Anthropic puts life sciences at heart of new AI model
AI company Anthropic has launched a new large language model (LLM) – Claude Fable 5 – claiming its capabilities as a tool for drug discovery and scientific research gives it a big lead over other platforms.
The autonomous AI is the first to be released based on Anthropic's top-tier Mythos 5 model, which the company has previously said it could not make public because it was too risky because of its ability to outperform humans at some hacking and cybersecurity tasks.
Still, the launch was swiftly greeted with a backlash from AI researchers after it emerged that it would use "safeguards" to reroute users who asked questions in some areas, including biological and chemical research and cybersecurity, to an earlier, Opus-class AI model with lesser capabilities.
The company said that the measure is intended to prevent misuse of the AI – to build biological weapons or assist cyberattacks, for example – but researchers were incensed that in some cases the downgrade would happen invisibly. According to a Wired report, Anthropic has now backtracked on that plan and will now issue an alert to users whose requests are being rerouted.
One former Anthropic principal scientist, Behnam Neyshabur, was scathing about the move in a social media post, writing: "Working on AI for cancer? Sorry, I can't help you. Working on AI for Alzheimer's Disease? Sorry, I'm becoming a bit dumb when it comes to the AI part of it."
Anthropic said that its testing shows that 95% of cases, Claude Fable 5 handled the responses without rerouting to Opus 4.8, and added that "we're working to improve our safeguards and reduce false positives as quickly as we can."

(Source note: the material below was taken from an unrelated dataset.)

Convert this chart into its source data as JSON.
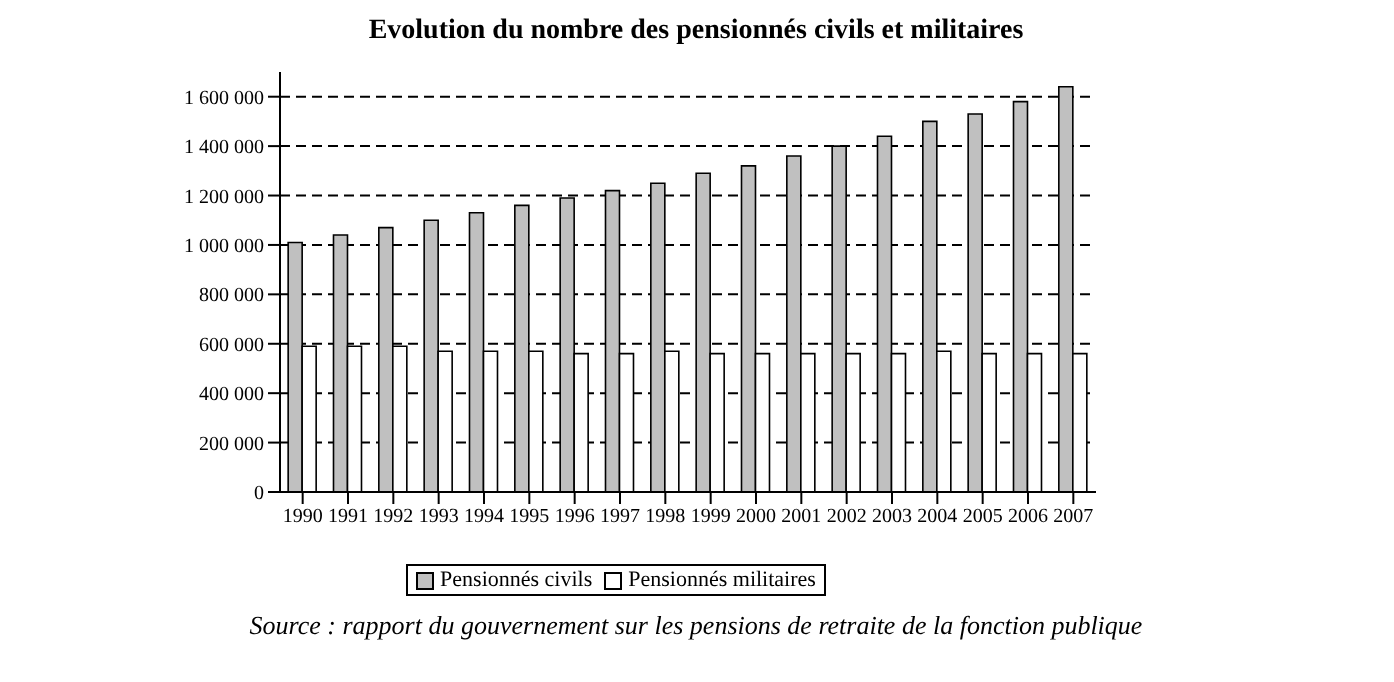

That controversy aside, Anthropic has been extolling the qualities of Claude Fable 5 as a tool for drug design, saying in a blog post that the Mythos 5-powered version "accelerated aspects of the drug design process by around ten times," and matched or beat skilled human operators when working autonomously with no human assistance, on functions like "choosing binding sites, selecting and running protein design tools, and recovering from failures along the way."
The platform produced promising drug candidates for nine of 14 protein targets, which are being further evaluated, said the company.
It also pointed to a step up in the Mythos 5-based model's ability to come up with novel hypotheses in molecular biology and genomics, saying that one hypothesis – a protein in Escherichia coli bacteria that could represent a new target for antimicrobial therapies – has already been validated in lab testing.
Another project attempted to overcome a challenging step in designing adeno-associated virus (AAV) vectors for gene therapies, using candidates provided by Dyno Therapeutics, examining how AIs could predict how a genetic modification would impact the assembly of the virus's outer shell.
Anthropic said the AAV project "demonstrates a promising ability to complete simple but important tasks in gene therapy research and development," but "in the wrong hands, could enable the design of dangerous viruses."
Claude Fable 5 has launched at a cost of $10 per million input tokens and $50 per million output tokens.